This research deals with the study and analysis of contemporary examples of collective housing in Europe, designed during the 1990s and beyond.More specifically, the projects of this research were constructed between 1994 and 2008. They are high-rise buildings that constitute representative examples of contemporary collective housing while they fulfil the specific criteria set by this research. These buildings have been selected according to their general geometric set-up, the typological set-up of the individual units and collective spaces of each building, as well as the architectural interest that they present. At the same time, there is an attempt to determine a general limit regarding which residence buildings should be considered as “collective” and to which extend. The examples of collective housing selected for this research are residences that: a/ were designed and set for particular users groups with common or specific characteristics, b/ were made by the famous Baugruppen or Building Cooperatives, c/ can accommodate a large number of people and are designed so that they/in order to enhance the collectiveness and the sociability among their users through communal spaces.

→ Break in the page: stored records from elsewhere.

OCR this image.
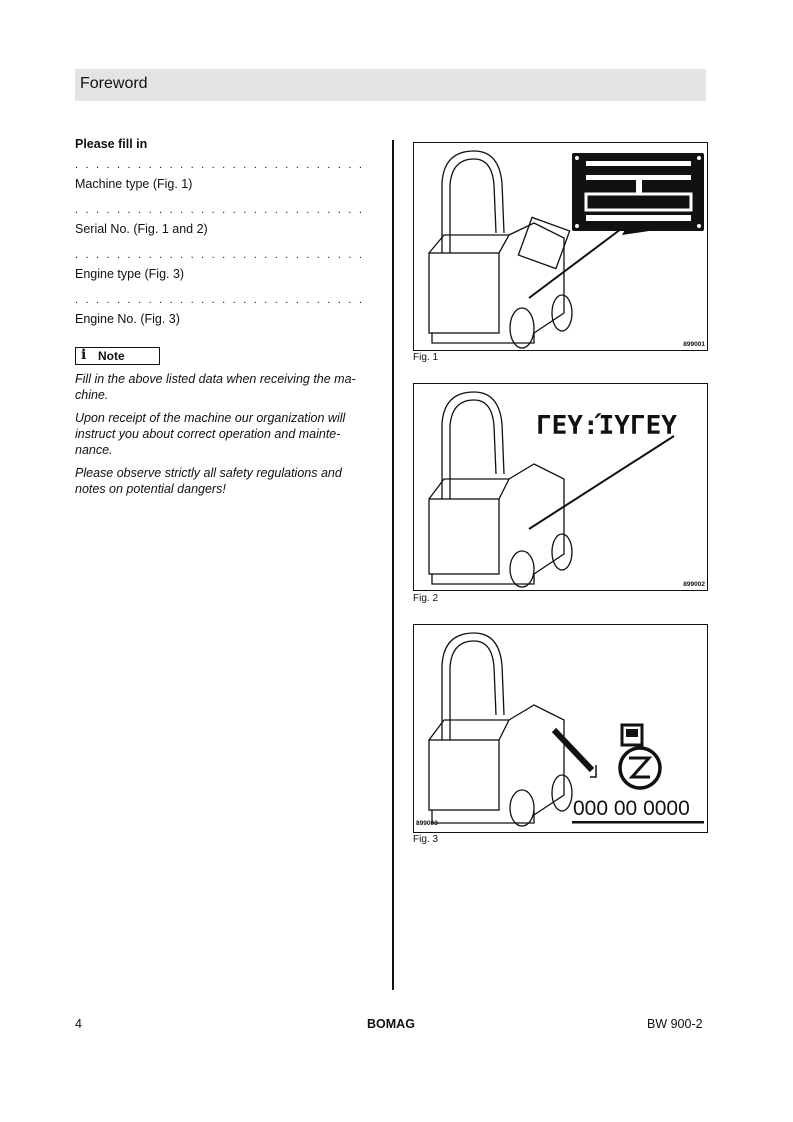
Foreword
Please fill in
. . . . . . . . . . . . . . . . . . . . . . . . . . . .
Machine type (Fig. 1)
. . . . . . . . . . . . . . . . . . . . . . . . . . . .
Serial No. (Fig. 1 and 2)
. . . . . . . . . . . . . . . . . . . . . . . . . . . .
Engine type (Fig. 3)
. . . . . . . . . . . . . . . . . . . . . . . . . . . .
Engine No. (Fig. 3)
i Note

Fill in the above listed data when receiving the ma-chine.

Upon receipt of the machine our organization will instruct you about correct operation and mainte-nance.

Please observe strictly all safety regulations and notes on potential dangers!

899001
Fig. 1
ΓΕΥ:ΊΥΓΕΥ
899002
Fig. 2
000 00 0000
899003
Fig. 3
4	BOMAG	BW 900-2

Collective housing is not a new type of housing that emerged as a consequence of modern life,but one that has regained ground in the contemporary architecture in recent years for various reasons. The reasons for its popularity have their origins in the fact that the social structure of most countries has undergone significant changes because of social, political and economic factors. The new family and lifestyle models that have appeared during the last years, the ever increasing average age of population in affluent European countries, intense urbanization of recent decades, citizens’ intense mobility and way of life, as well as people’s searching an "identity" in a globalized world through the model of collective housing are some of these reasons. This research examines, consequently, the changes and similarities that the model of collective housing is undergoing nowadays.
Collective housing nowadaysgives everyone the right to determine their life in the “community” with a new aim: keeping the balance between individual and public interest. Today, each person chooses to which extend he/she wants to participate or get collectively involved. Collectiveness is enhanced and encouraged through communal spaces, while individual’s privacy is at the same time respected and protected.

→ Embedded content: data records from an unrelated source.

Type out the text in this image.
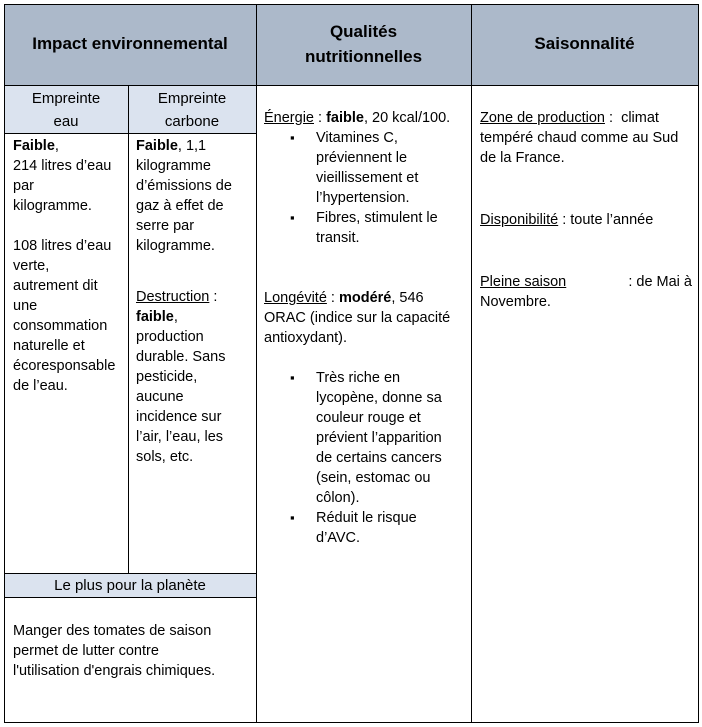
Impact environnemental
Qualités
nutritionnelles
Saisonnalité
Empreinte
eau
Empreinte
carbone
Le plus pour la planète

Faible,

214 litres d’eau

par

kilogramme.

108 litres d’eau

verte,

autrement dit

une

consommation

naturelle et

écoresponsable

de l’eau.

Faible, 1,1

kilogramme

d’émissions de

gaz à effet de

serre par

kilogramme.

Destruction :

faible,

production

durable. Sans

pesticide,

aucune

incidence sur

l’air, l’eau, les

sols, etc.

Énergie : faible, 20 kcal/100.

▪ Vitamines C,

préviennent le

vieillissement et

l’hypertension.

▪ Fibres, stimulent le

transit.

Longévité : modéré, 546

ORAC (indice sur la capacité

antioxydant).

▪ Très riche en

lycopène, donne sa

couleur rouge et

prévient l’apparition

de certains cancers

(sein, estomac ou

côlon).

▪ Réduit le risque

d’AVC.

Zone de production : climat

tempéré chaud comme au Sud

de la France.

Disponibilité : toute l’année

Pleine saison	: de Mai à

Novembre.

Manger des tomates de saison

permet de lutter contre

l'utilisation d'engrais chimiques.
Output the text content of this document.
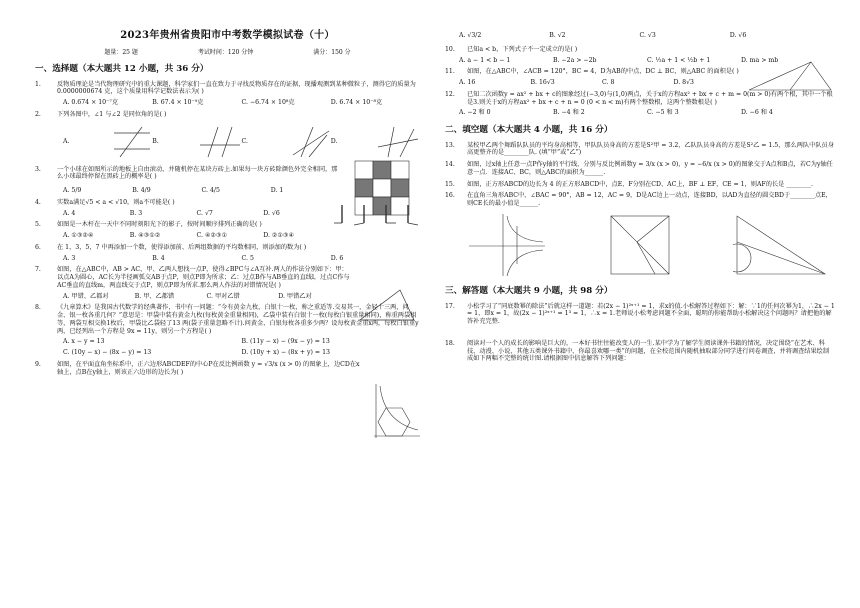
2023年贵州省贵阳市中考数学模拟试卷（十）
题量：25 题	考试时间：120 分钟	满分：150 分
一、选择题（本大题共 12 小题，共 36 分）
1.	反物质理论是当代物理研究中的重大课题，科学家们一直在致力于寻找反物质存在的证据，现播观测到某种微粒子，测得它的质量为 0.0000000674 克，这个质量用科学记数法表示为( )
A. 0.674 × 10⁻⁷克	B. 67.4 × 10⁻⁹克	C. −6.74 × 10⁸克	D. 6.74 × 10⁻⁸克
2.	下列各图中，∠1 与∠2 是同位角的是( )
A.	B.	C.	D.
3.	一个小球在如图所示的地板上自由滚动，并随机停在某块方砖上.如果每一块方砖除颜色外完全相同，那么小球最终停留在黑砖上的概率是( )
A. 5/9	B. 4/9	C. 4/5	D. 1
4.	实数a满足√5 < a < √10，则a不可能是( )
A. 4	B. 3	C. √7	D. √6
5.	如图是一木杆在一天中不同时刻阳光下的影子，按时间顺序排列正确的是( )
A. ①③②④	B. ④③①②	C. ④②③①	D. ②①③④
6.	在 1，3，5，7 中再添加一个数，使得添加前、后两组数据的平均数相同，则添加的数为( )
A. 3	B. 4	C. 5	D. 6
7.	如图，在△ABC中，AB > AC，甲、乙两人想找一点P，使得∠BPC与∠A互补.两人的作法分别如下：甲：以点A为圆心，AC长为半径画弧交AB于点P，则点P即为所求；乙：过点B作与AB垂直的直线l，过点C作与AC垂直的直线m，两直线交于点P，则点P即为所求.那么两人作法的对错情况是( )
A. 甲错、乙都对	B. 甲、乙都错	C. 甲对乙错	D. 甲错乙对
8.	《九章算术》是我国古代数学的经典著作，书中有一问题：“今有黄金九枚，白银十一枚，称之重适等.交易其一，金轻十三两，问金、银一枚各重几何？”意思是：甲袋中装有黄金九枚(每枚黄金重量相同)，乙袋中装有白银十一枚(每枚白银重量相同)，称重两袋相等，两袋互相交换1枚后，甲袋比乙袋轻了13 两(袋子重量忽略不计).问黄金、白银每枚各重多少两？设每枚黄金重x两，每枚白银重y两，已经列出一个方程是 9x = 11y，则另一个方程是( )
A. x − y = 13	B. (11y − x) − (9x − y) = 13
C. (10y − x) − (8x − y) = 13	D. (10y + x) − (8x + y) = 13
9.	如图，在平面直角坐标系中，正六边形ABCDEF的中心P在反比例函数 y = √3/x (x > 0) 的图象上，边CD在x轴上，点B在y轴上，则该正六边形的边长为( )
A. √3/2	B. √2	C. √3	D. √6
10.	已知a < b，下列式子不一定成立的是( )
A. a − 1 < b − 1	B. −2a > −2b	C. ½a + 1 < ½b + 1	D. ma > mb
11.	如图，在△ABC中，∠ACB = 120°，BC = 4，D为AB的中点，DC ⊥ BC，则△ABC 的面积是( )
A. 16	B. 16√3	C. 8	D. 8√3
12.	已知二次函数y = ax² + bx + c的图象经过(−3,0)与(1,0)两点，关于x的方程ax² + bx + c + m = 0(m > 0)有两个根，其中一个根是3.则关于x的方程ax² + bx + c + n = 0 (0 < n < m)有两个整数根，这两个整数根是( )
A. −2 和 0	B. −4 和 2	C. −5 和 3	D. −6 和 4
二、填空题（本大题共 4 小题，共 16 分）
13.	某校甲乙两个舞蹈队队员的平均身高相等，甲队队员身高的方差是S²甲 = 3.2，乙队队员身高的方差是S²乙 = 1.5，那么两队中队员身高更整齐的是________队. (填“甲”或“乙”)
14.	如图，过x轴上任意一点P作y轴的平行线，分别与反比例函数y = 3/x (x > 0)，y = −6/x (x > 0)的图象交于A点和B点，若C为y轴任意一点．连接AC、BC，则△ABC的面积为______.
15.	如图，正方形ABCD的边长为 4 的正方形ABCD中，点E、F分别在CD、AC上，BF ⊥ EF，CE = 1，则AF的长是 ________.
16.	在直角三角形ABC中，∠BAC = 90°，AB = 12，AC = 9，D是AC边上一动点，连接BD，以AD为直径的圆交BD于________点E，则CE长的最小值是______.
三、解答题（本大题共 9 小题，共 98 分）
17.	小松学习了“同底数幂的除法”后就这样一道题：若(2x − 1)²ˣ⁺¹ = 1，求x的值.小松解答过程如下：解：∵1的任何次幂为1，∴2x − 1 = 1，即x = 1，故(2x − 1)²ˣ⁺¹ = 1³ = 1，∴x = 1.老师说小松考虑问题不全面，聪明的你能帮助小松解决这个问题吗？请把他的解答补充完整.
18.	阅读对一个人的成长的影响是巨大的，一本好书往往能改变人的一生.某中学为了解学生阅读课外书籍的情况，决定围绕“在艺术、科技、动漫、小说、其他五类课外书籍中，你最喜欢哪一类”的问题，在全校范围内随机抽取部分同学进行问卷调查，并将调查结果绘制成如下两幅不完整的统计图.请根据图中信息解答下列问题：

Collective housing cannot be strictly standardised anymore or of no architectural interest, as it used to be in previous decades. Individuals seek a sense of “identity” in it, while at the same time its neutrality should also be maintained. Flexibility and adaptability, the wide variety in number, shape, surface and typology of collective residence housing units constitute now essential and basic characteristics of a contemporary unit of residences. Collective housing nowadays comes to replace and assume the role of “neighbourhood”, or, in many cases, to upgrade and strengthen it, while its potential/possible arrangement is chosen with the aim of developing and upgrading the wider region through the new residents and the uses that will be attracted.